Competitive Landscape: Charles River competes in the marketplace based on its therapeutic and scientific expertise in early-stage drug research, quality, reputation, flexibility, responsiveness, pricing, innovation and global capabilities. The company primarily faces a broad range of competitors of different sizes and capabilities in each of its three business segments. This fiercely competitive global market impacts CRL’s market capitalization scenario.

Estimate Trend

The Zacks Consensus Estimate for Charles River’s 2023 earnings has remained constant at $10.58 in the past 30 days.

The Zacks Consensus Estimate for the company’s 2023 revenues is pegged at $4.10 billion, suggesting a 3.2% increase from the year-ago reported number.

Key Picks

Some better-ranked stocks in the broader medical space are Cardinal Health CAH, Stryker SYK and DaVita DVA.

Cardinal Health has a long-term estimated earnings growth rate of 15.3% compared with the industry’s 11.8%. CAH’s earnings surpassed the estimates in each of the trailing four quarters, the average surprise being 15.6%. Its shares have increased 31.5% compared with the industry’s 11.1% rise in the past year.
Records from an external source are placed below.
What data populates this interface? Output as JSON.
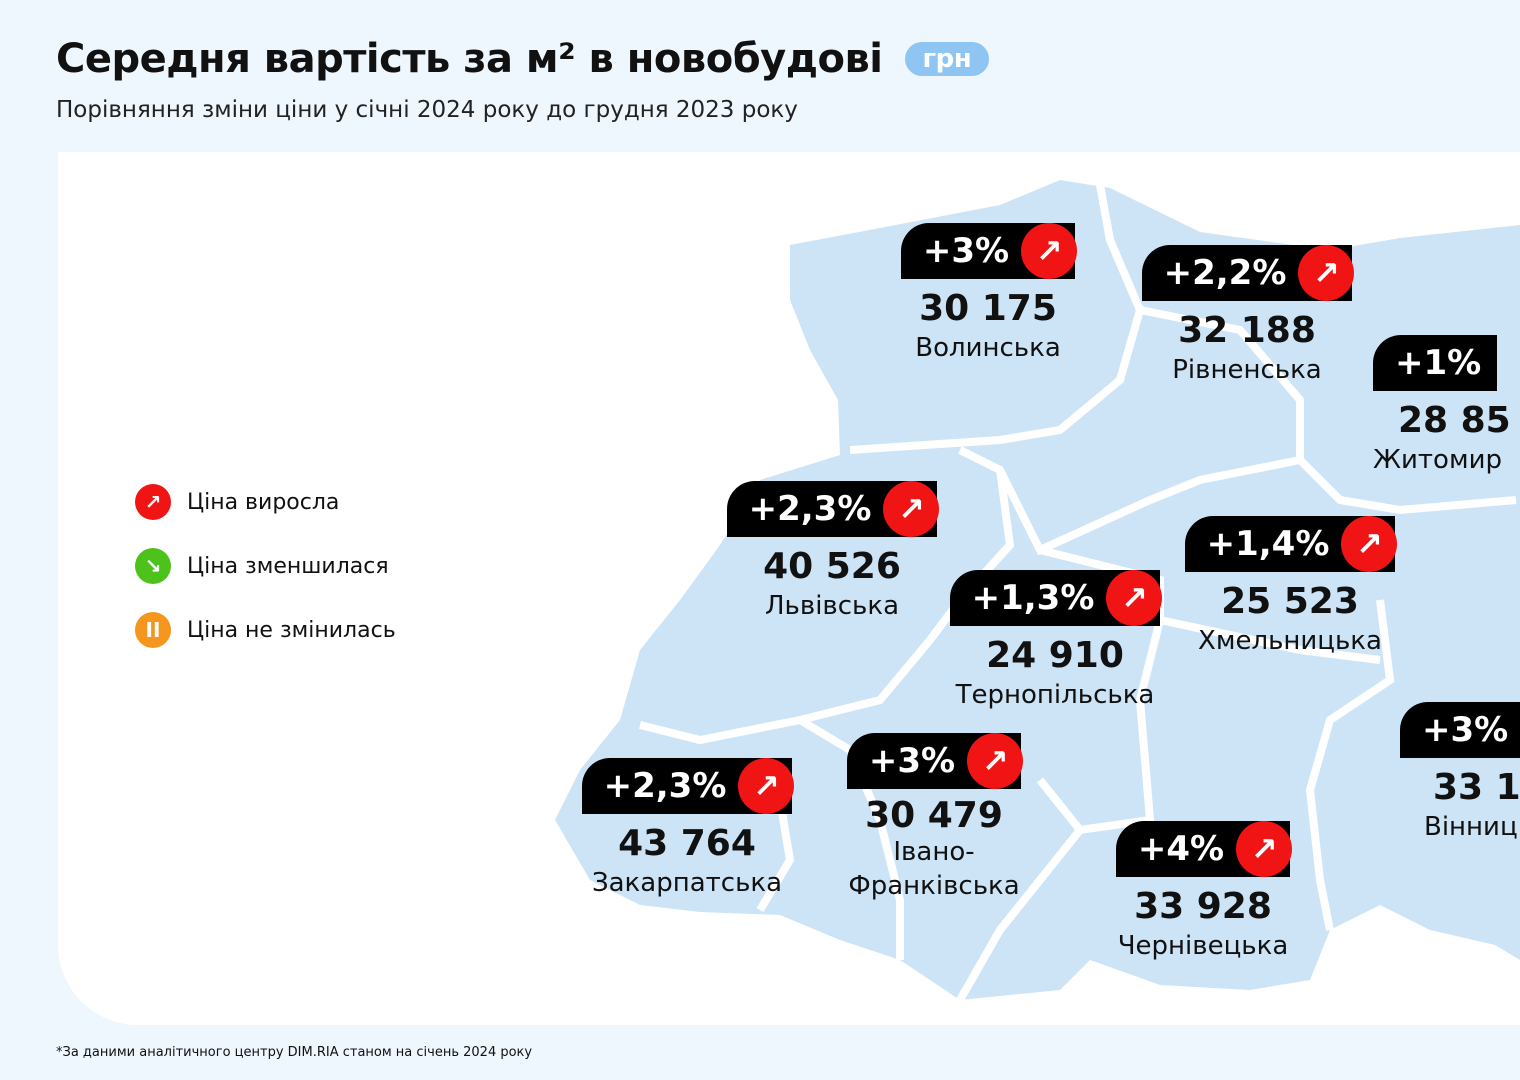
{
  "header": {
    "title": "Середня вартість за м² в новобудові",
    "unit": "грн",
    "subtitle": "Порівняння зміни ціни у січні 2024 року до грудня 2023 року"
  },
  "legend": [
    {
      "label": "Ціна виросла",
      "color": "#f01414",
      "icon": "arrow-up-right-icon"
    },
    {
      "label": "Ціна зменшилася",
      "color": "#4cc21a",
      "icon": "arrow-down-right-icon"
    },
    {
      "label": "Ціна не змінилась",
      "color": "#f5961e",
      "icon": "pause-icon"
    }
  ],
  "regions": [
    {
      "name": "Волинська",
      "change": "+3%",
      "price": "30 175",
      "trend": "up"
    },
    {
      "name": "Рівненська",
      "change": "+2,2%",
      "price": "32 188",
      "trend": "up"
    },
    {
      "name": "Житомир",
      "change": "+1%",
      "price": "28 85",
      "trend": "up"
    },
    {
      "name": "Львівська",
      "change": "+2,3%",
      "price": "40 526",
      "trend": "up"
    },
    {
      "name": "Тернопільська",
      "change": "+1,3%",
      "price": "24 910",
      "trend": "up"
    },
    {
      "name": "Хмельницька",
      "change": "+1,4%",
      "price": "25 523",
      "trend": "up"
    },
    {
      "name": "Вінниц",
      "change": "+3%",
      "price": "33 1",
      "trend": "up"
    },
    {
      "name": "Закарпатська",
      "change": "+2,3%",
      "price": "43 764",
      "trend": "up"
    },
    {
      "name": "Івано-Франківська",
      "name_line1": "Івано-",
      "name_line2": "Франківська",
      "change": "+3%",
      "price": "30 479",
      "trend": "up"
    },
    {
      "name": "Чернівецька",
      "change": "+4%",
      "price": "33 928",
      "trend": "up"
    }
  ],
  "colors": {
    "map": "#cde4f7",
    "up": "#f01414",
    "down": "#4cc21a",
    "same": "#f5961e",
    "unit_badge": "#8ec5f2"
  },
  "footnote": "*За даними аналітичного центру DIM.RIA станом на січень 2024 року"
}
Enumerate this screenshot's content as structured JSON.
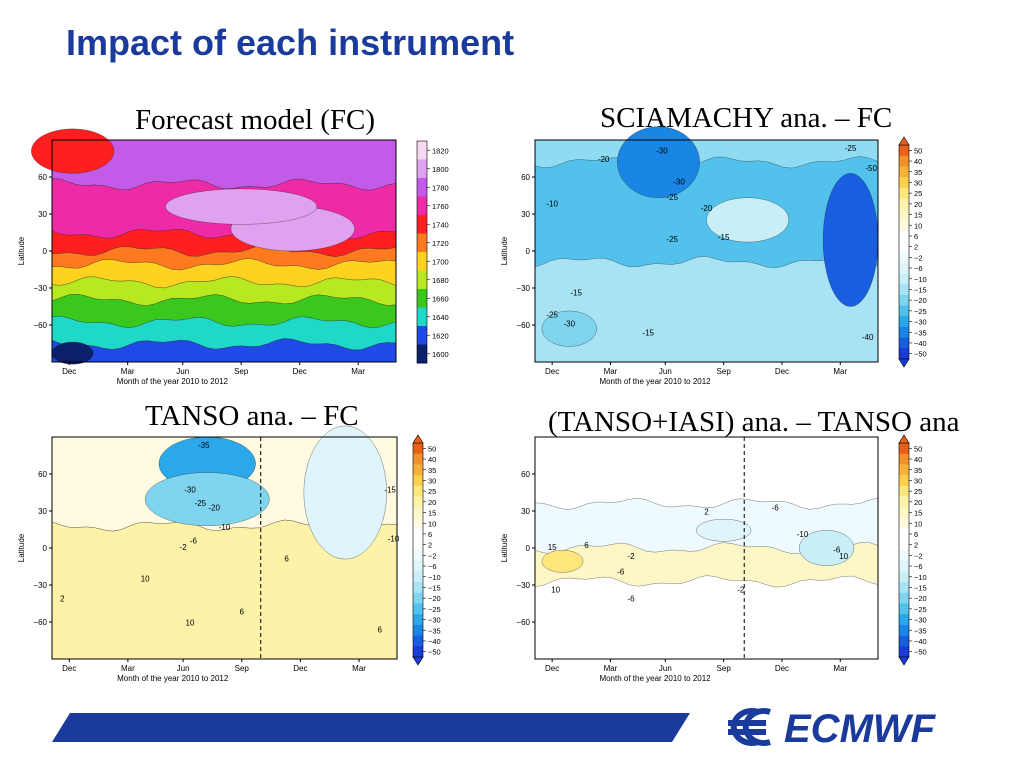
{
  "slide": {
    "title": "Impact of each instrument",
    "logo_text": "ECMWF",
    "colors": {
      "title": "#1a3b9c",
      "footer_bar": "#1a3b9c",
      "logo": "#1a3b9c"
    }
  },
  "chart_data": [
    {
      "type": "heatmap",
      "title": "Forecast model (FC)",
      "xlabel": "Month of the year 2010 to 2012",
      "ylabel": "Latitude",
      "xticks": [
        "Dec",
        "Mar",
        "Jun",
        "Sep",
        "Dec",
        "Mar"
      ],
      "yticks": [
        "60",
        "30",
        "0",
        "−30",
        "−60"
      ],
      "ylim": [
        -90,
        90
      ],
      "colorbar_levels": [
        "1820",
        "1800",
        "1780",
        "1760",
        "1740",
        "1720",
        "1700",
        "1680",
        "1660",
        "1640",
        "1620",
        "1600"
      ],
      "colorbar_colors": [
        "#f6d9f2",
        "#dfa1f0",
        "#c35ae8",
        "#ee2aa6",
        "#ff1f1f",
        "#ff7a1f",
        "#ffd21f",
        "#b8e81f",
        "#3ac81f",
        "#1fd8c8",
        "#1f4ae8",
        "#0b1f6b"
      ],
      "annotations": []
    },
    {
      "type": "heatmap",
      "title": "SCIAMACHY ana. – FC",
      "xlabel": "Month of the year 2010 to 2012",
      "ylabel": "Latitude",
      "xticks": [
        "Dec",
        "Mar",
        "Jun",
        "Sep",
        "Dec",
        "Mar"
      ],
      "yticks": [
        "60",
        "30",
        "0",
        "−30",
        "−60"
      ],
      "ylim": [
        -90,
        90
      ],
      "colorbar_levels": [
        "50",
        "40",
        "35",
        "30",
        "25",
        "20",
        "15",
        "10",
        "6",
        "2",
        "−2",
        "−6",
        "−10",
        "−15",
        "−20",
        "−25",
        "−30",
        "−35",
        "−40",
        "−50"
      ],
      "annotations": [
        "-20",
        "-30",
        "-25",
        "-30",
        "-20",
        "-10",
        "-25",
        "-15",
        "-15",
        "-25",
        "-30",
        "-15",
        "-40",
        "-50",
        "-25"
      ]
    },
    {
      "type": "heatmap",
      "title": "TANSO ana. – FC",
      "xlabel": "Month of the year 2010 to 2012",
      "ylabel": "Latitude",
      "xticks": [
        "Dec",
        "Mar",
        "Jun",
        "Sep",
        "Dec",
        "Mar"
      ],
      "yticks": [
        "60",
        "30",
        "0",
        "−30",
        "−60"
      ],
      "ylim": [
        -90,
        90
      ],
      "colorbar_levels": [
        "50",
        "40",
        "35",
        "30",
        "25",
        "20",
        "15",
        "10",
        "6",
        "2",
        "−2",
        "−6",
        "−10",
        "−15",
        "−20",
        "−25",
        "−30",
        "−35",
        "−40",
        "−50"
      ],
      "annotations": [
        "-35",
        "-30",
        "-25",
        "-20",
        "-10",
        "-6",
        "-2",
        "10",
        "2",
        "10",
        "6",
        "6",
        "6",
        "-15",
        "-10"
      ]
    },
    {
      "type": "heatmap",
      "title": "(TANSO+IASI) ana. – TANSO ana",
      "xlabel": "Month of the year 2010 to 2012",
      "ylabel": "Latitude",
      "xticks": [
        "Dec",
        "Mar",
        "Jun",
        "Sep",
        "Dec",
        "Mar"
      ],
      "yticks": [
        "60",
        "30",
        "0",
        "−30",
        "−60"
      ],
      "ylim": [
        -90,
        90
      ],
      "colorbar_levels": [
        "50",
        "40",
        "35",
        "30",
        "25",
        "20",
        "15",
        "10",
        "6",
        "2",
        "−2",
        "−6",
        "−10",
        "−15",
        "−20",
        "−25",
        "−30",
        "−35",
        "−40",
        "−50"
      ],
      "annotations": [
        "15",
        "6",
        "10",
        "-6",
        "-6",
        "-2",
        "2",
        "-10",
        "-6",
        "-6",
        "10",
        "-2"
      ]
    }
  ],
  "diff_colorbar_colors": [
    "#e8601a",
    "#f2902a",
    "#f7b03a",
    "#fcd04a",
    "#fde77a",
    "#fdf2a8",
    "#fdf7c8",
    "#fefbe0",
    "#ffffff",
    "#ffffff",
    "#eefafd",
    "#dff5fb",
    "#c8eef8",
    "#a8e3f5",
    "#7fd4f0",
    "#52c2ec",
    "#2aa8ea",
    "#1a86e3",
    "#1a5ee0",
    "#1a3bd8"
  ]
}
CAH carries a Zacks Rank #2 (Buy) at present. You can see the complete list of today’s Zacks #1 Rank (Strong Buy) stocks here.

Stryker, carrying a Zacks Rank #2 at present, has an earnings yield of 3.46% against the industry’s -0.75%. Shares of the company have increased 28.8% compared with the industry’s 4% rise over the past year.

SYK’s earnings surpassed estimates in each of the trailing four quarters, the average surprise being 5.09%. In the last reported quarter, it delivered an average earnings surprise of 5.81%.

DaVita, carrying a Zacks Rank #2 at present, has an estimated long-term earnings growth rate of 17.3% compared with the industry’s 11.9%. Shares of DVA have rallied 37.9% compared with the industry’s 8.4% rise over the past year.

DVA’s earnings surpassed estimates in each of the trailing four quarters, the average surprise being 36.6%. In the last reported quarter, it delivered an average earnings surprise of 48.4%.